Seniors considering retirement in Mexico typically wonder about the availability and quality of medical care services as they age. Do doctors and clinic staff speak English? Are the equipment and diagnostic techniques adequate? Is medical insurance available and at what cost? In short, what kind of care can a person expect if an illness or disease strikes south of the border? Medical care in Mexico is available at a fraction of the cost of care in the United States, with qualified doctors and state-of-the-art facilities.
Health Care in Mexico Rating
The health care system in or near major cities in Mexico is second to none. Many of the physicians attended university courses or internships in the United States, and speak at least passable English. Modern hospitals employ all the latest equipment for complex medical testing and procedures. In many cases, no appointment is needed to see a doctor. A patient simply walks into a hospital or medical clinic and sees a specialist a short time later. Depending on the specialty, a visit typically costs between $25 and $65. The high end of the range is generally reserved for cancer specialists and other complex areas of medicine.
Mexico Healthcare Example of Costs for Expatriate
Susan Clark, a 58-year-old former nurse who lives in Yucatan, Mexico, discovered a lump in her breast early in 2012. She began a series of tests in nearby Merida, a city of more than 1 million residents, which revealed the cancer was present. As a nurse, Clark was faced with the decision of remaining in Mexico for treatment or returning to the U.S. She chose to seek care in Merida and has not regretted the decision.
One of the first procedures performed was a guided-needle biopsy to determine if the breast lump was malignant. Clark paid about $478 for the test at 2012 currency exchange rates. A computerized tomography (CT) body scan was immediately ordered to evaluate whether cancer cells had spread to other areas of the body, at a total cost of $655.
The former nurse opted to undergo surgery in a Merida hospital to remove diseased breast tissue and a few lymph nodes for testing, followed by radiation treatment after tests showed her cancer had not migrated beyond the breast. An oncology surgeon performed the operation and oversaw Clark’s recovery during her three days in a local hospital. His entire fee came to $1,400. The surgeon’s assistant charged $311, while the anesthesiologist received $389 for his services.
Her total hospital bill came to $1,388. A month after leaving the hospital, radiation treatments began. She drove to the clinic every weekday for five weeks to ensure any remaining cancer cells were irradiated. The entire series of treatments cost Clark $2,673.
Quality of Medical Care in Mexico
Perhaps the most surprising aspect of medical care in Mexico centers on the compassion and genuine concern shown by doctors, laboratory personnel, and hospital staff. Clark was stunned to see her surgeon show up at every radiology treatment to check on her progress. When she questioned the practice, the doctor simply replied by saying Clark is his patient and he feels obligated to support her through the entire treatment process.
Compassion is also illustrated by the comfortable chaises in each hospital room where family members can comfortably rest as they remain near loved ones.

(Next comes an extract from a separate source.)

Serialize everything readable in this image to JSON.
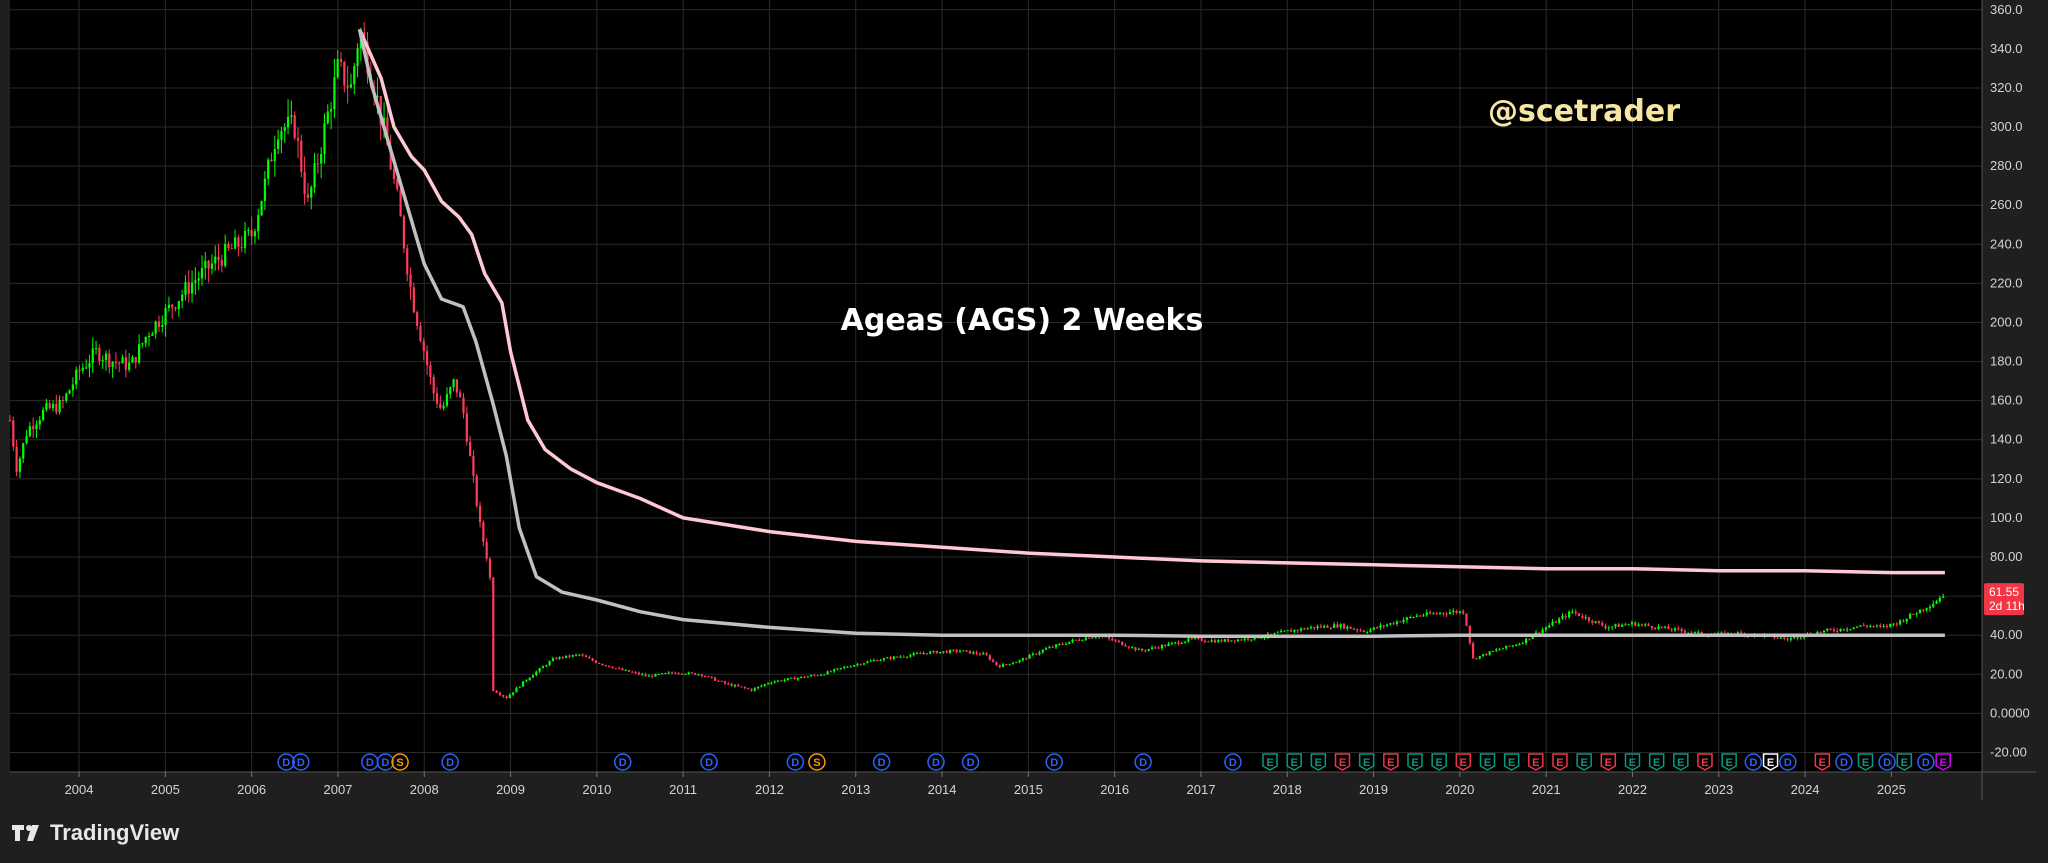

Instead of limiting visiting hours, family members are encouraged to spend time with patients while they recover in the hospital. Clark’s surgeon visited her hospital room four times daily to check her incision and talk to her about any discomfort.
South of the border, a doctor, radiologist, or laboratory technician who is proficient in English commonly serves as the liaison between a patient and all other medical professionals. This person explains all laboratory results, schedules upcoming appointments, and is typically available by telephone day or night if questions arise. These services are also usually performed without additional fee to ensure the patient completely understands the diagnosis, treatment options, and scheduling.
Mexican Health Insurance or No?
Health insurance represents another concern for those hoping to retire in Mexico. Insurance is available at a fraction of the cost when compared to U.S. prices, with reasonable deductibles and co-pay amounts. For example, a 64-year-old woman with no pre-existing medical conditions can purchase an annual international health insurance policy for about $1,800 a year. This type of policy typically carries a $500 deductible per incident and 20 percent co-pay. There is no lifetime cap on coverage. Many Mexican health insurers require this type of policy to be purchased by age 60, but it cannot be canceled as a person ages. Rates typically increase 10-15 percent annually. Policies exist for older people, but they tend to cost more and may carry some restrictions.
Some retirees in Mexico prefer to set aside money each month for future health care needs instead of purchasing health insurance. With the lower cost of medical care in Mexico, they realize a medical savings account can cover expenses as they arise. With first-class medical facilities, equipment, and competent physicians, retirees living south of the border enjoy access to health care at a fraction of the cost in other regions.